So once again, sets are unordered
The collection does not have an index. You cannot use the index to obtain the corresponding elements. For example, if you use s[1], an error will be reported. Why?
s1={1,2,3}
print(s1[1])
# TypeError: 'set' object does not support indexing
Because the collection is unordered! So it is not certain that there cannot be an index. If there is an index, it means it is ordered
Intersection and complement operation of sets
| Mathematical symbols | Python symbols | Function version | Meaning |
|---|---|---|---|
| – or | – | – | difference() | Difference set, relative complement |
| ∩ | & amp; | intersection() | Intersection |
| ∪ | | | union() | Union |
| ≠ | != | not equal | |
| = | == | equal to | |
| ∈ | in | is a membership relationship | |
| ? | not in | Non-membership |
example
s1 = {1, 2, 3, 4, 5}
s2 = {4, 5, 6, 7, 8}
print(s1 - s2) # Difference set, equivalent to s1.difference(s2)
# {1, 2, 3}
print(s2 - s1) # Equivalent to s2.difference(s1)
# {8, 6, 7}
print(s1 & amp; s2) # Intersection is equivalent to s1.intersection(s2), s1 and s2 can also interchange their positions
# {4, 5}
print(s1 | s2) # Union is equivalent to s1.union(s2), s1 and s2 can also interchange their positions
# {1, 2, 3, 4, 5, 6, 7, 8}
print(s1 ^ s2) # Cross complement, that is, the union minus the intersection
# {1, 2, 3, 6, 7, 8}
print(6 in s1)
#False
print(6 not in s1)
#True
Note that the usage of functions and symbols are completely equivalent.
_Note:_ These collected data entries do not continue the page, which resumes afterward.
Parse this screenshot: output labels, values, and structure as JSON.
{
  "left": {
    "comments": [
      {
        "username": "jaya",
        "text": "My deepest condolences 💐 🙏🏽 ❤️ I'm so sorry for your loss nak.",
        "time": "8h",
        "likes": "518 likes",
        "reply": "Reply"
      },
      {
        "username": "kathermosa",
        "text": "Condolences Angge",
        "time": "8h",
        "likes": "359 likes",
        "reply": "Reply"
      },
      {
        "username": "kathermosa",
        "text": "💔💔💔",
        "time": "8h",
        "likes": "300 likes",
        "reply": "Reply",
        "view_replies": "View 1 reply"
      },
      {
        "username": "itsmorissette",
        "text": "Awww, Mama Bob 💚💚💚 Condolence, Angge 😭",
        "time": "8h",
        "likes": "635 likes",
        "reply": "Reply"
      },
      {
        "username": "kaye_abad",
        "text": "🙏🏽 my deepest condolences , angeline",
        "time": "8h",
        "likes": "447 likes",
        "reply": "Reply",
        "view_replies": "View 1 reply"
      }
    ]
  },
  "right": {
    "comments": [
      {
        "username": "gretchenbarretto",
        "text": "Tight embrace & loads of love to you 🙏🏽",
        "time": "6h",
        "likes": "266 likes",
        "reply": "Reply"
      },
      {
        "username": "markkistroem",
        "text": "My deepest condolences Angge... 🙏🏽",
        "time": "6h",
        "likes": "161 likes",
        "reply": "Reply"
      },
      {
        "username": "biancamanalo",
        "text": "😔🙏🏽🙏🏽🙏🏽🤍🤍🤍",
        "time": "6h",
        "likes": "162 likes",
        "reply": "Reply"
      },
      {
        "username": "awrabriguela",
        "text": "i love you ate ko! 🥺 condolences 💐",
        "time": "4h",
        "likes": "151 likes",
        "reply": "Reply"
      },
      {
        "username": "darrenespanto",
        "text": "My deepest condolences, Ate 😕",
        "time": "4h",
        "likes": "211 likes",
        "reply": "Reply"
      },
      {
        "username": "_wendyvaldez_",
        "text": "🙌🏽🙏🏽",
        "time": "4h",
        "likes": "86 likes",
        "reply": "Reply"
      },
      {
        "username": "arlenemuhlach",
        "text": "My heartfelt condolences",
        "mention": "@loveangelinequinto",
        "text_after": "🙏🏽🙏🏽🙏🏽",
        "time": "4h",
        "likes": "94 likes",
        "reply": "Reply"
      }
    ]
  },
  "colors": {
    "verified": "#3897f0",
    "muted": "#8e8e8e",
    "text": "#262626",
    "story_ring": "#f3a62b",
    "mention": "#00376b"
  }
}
They will generate a new object and will not modify the original collections s1 and s2
If you want to perform intersection and complement operations on sets and modify them in place, you need to use assignment operations.
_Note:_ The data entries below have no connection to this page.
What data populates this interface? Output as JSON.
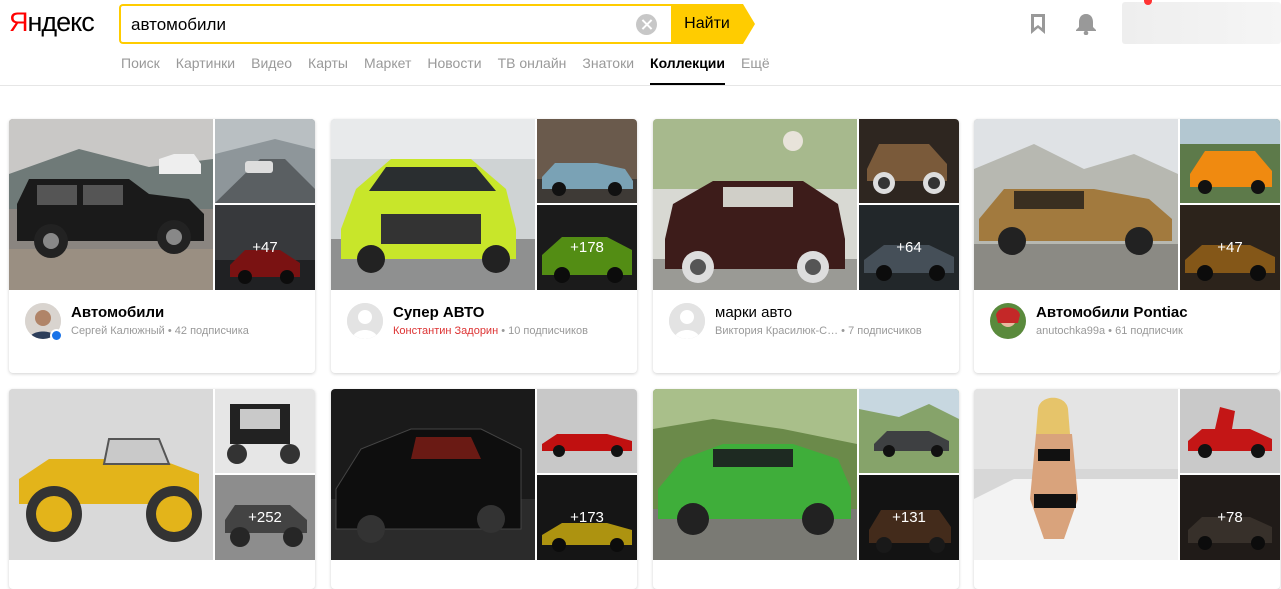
{
  "logo": "Яндекс",
  "search": {
    "value": "автомобили",
    "button": "Найти"
  },
  "nav": [
    "Поиск",
    "Картинки",
    "Видео",
    "Карты",
    "Маркет",
    "Новости",
    "ТВ онлайн",
    "Знатоки",
    "Коллекции",
    "Ещё"
  ],
  "nav_active": "Коллекции",
  "cards": [
    {
      "title": "Автомобили",
      "author": "Сергей Калюжный",
      "subs": "42 подписчика",
      "more": "+47",
      "verified": true
    },
    {
      "title": "Супер АВТО",
      "author": "Константин Задорин",
      "subs": "10 подписчиков",
      "more": "+178"
    },
    {
      "title": "марки авто",
      "author": "Виктория Красилюк-С…",
      "subs": "7 подписчиков",
      "more": "+64"
    },
    {
      "title": "Автомобили Pontiac",
      "author": "anutochka99a",
      "subs": "61 подписчик",
      "more": "+47"
    },
    {
      "more": "+252"
    },
    {
      "more": "+173"
    },
    {
      "more": "+131"
    },
    {
      "more": "+78"
    }
  ]
}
# Update s1 to the intersection of s1 and s2
s1 = {1, 2, 3, 4, 5}
s2 = {4, 5, 6, 7, 8}
s1.intersection(s2)
print(s1)
# {1, 2, 3, 4, 5} has not modified s1
s1 = s1.intersection(s2) # Must use assignment operation
print(s1)
# {4, 5}
Function defined by collection class
| Method | Description |
|---|---|
| add() | Add elements to the collection |
| update() | Add elements to the collection |
| clear( ) | Remove all elements in the collection |
| copy() | Copy a collection |
| pop() | Remove elements randomly |
| remove() | Remove specified elements |
| discard() | Delete the specified element in the collection |
| isdisjoint() | Determine whether the two sets contain the same elements, return True if not, otherwise return False. |
| issubset() | Determine whether the specified set is a subset of the method parameter set. |
| issuperset() | Determine whether the parameter set of this method is a subset of the specified set |
| symmetric_difference() | Returns a set of unique elements in the two sets. |
| symmetric_difference_update() | Remove the same elements from the current collection in another specified collection, and insert different elements in another specified collection into in the current collection. |
| union() | Returns the union of two sets, equivalent to | |
| difference () | Returns the difference of multiple sets, which is equivalent to – |
| difference_update() | Removing elements from the set , the element also exists in the specified collection. |
| intersection() | Returns the intersection of sets |
| intersection_update() | Returns the intersection of sets. |
example
s1 = {1, 2, 3}
s1.add(4)
s1.add(3) #Add duplicate elements and automatically remove duplicates
print(s1)
# {1, 2, 3, 4}
s2 = {3, 4, 5}
s1.update(s2)
print(s1)
# {1, 2, 3, 4, 5}
s1.remove(1)
print(s1)
# {2, 3, 4, 5}
Collect the time complexity of various operations
| Operation | Average case | Worst case |
|---|---|---|
| x in s | O(1) | O(n) |
| Union s|t | O(len(s) + len(t)) | |
| Intersection s & amp;t | O(min(len(s), len(t)) | O(len(s) * len(t)) |
| Difference set s-t | O(len(s)) | |
| s.difference_update(t) | O( len(t)) | |
| Cross complement s^t | O(len(s)) | O(len(s) * len(t)) |
| Symmetric difference set s.symmetric_difference_update(t) | O(len(t )) | O(len(t) * len(s)) |
[Additional reading]
Underlying implementation mechanism, common interview questions
Core: The bottom layer of the collection is the same as the bottom layer of the dictionary, which is a hash table
Collection underlying data structure
The efficiency of a collection is inseparable from its internal data structure. Unlike other data structures, the internal structure of a collection is a hash table: only a single element is stored in the hash table. If you don’t understand the principles and characteristics of hashing, you can search online. We will also write some content in this regard in the future.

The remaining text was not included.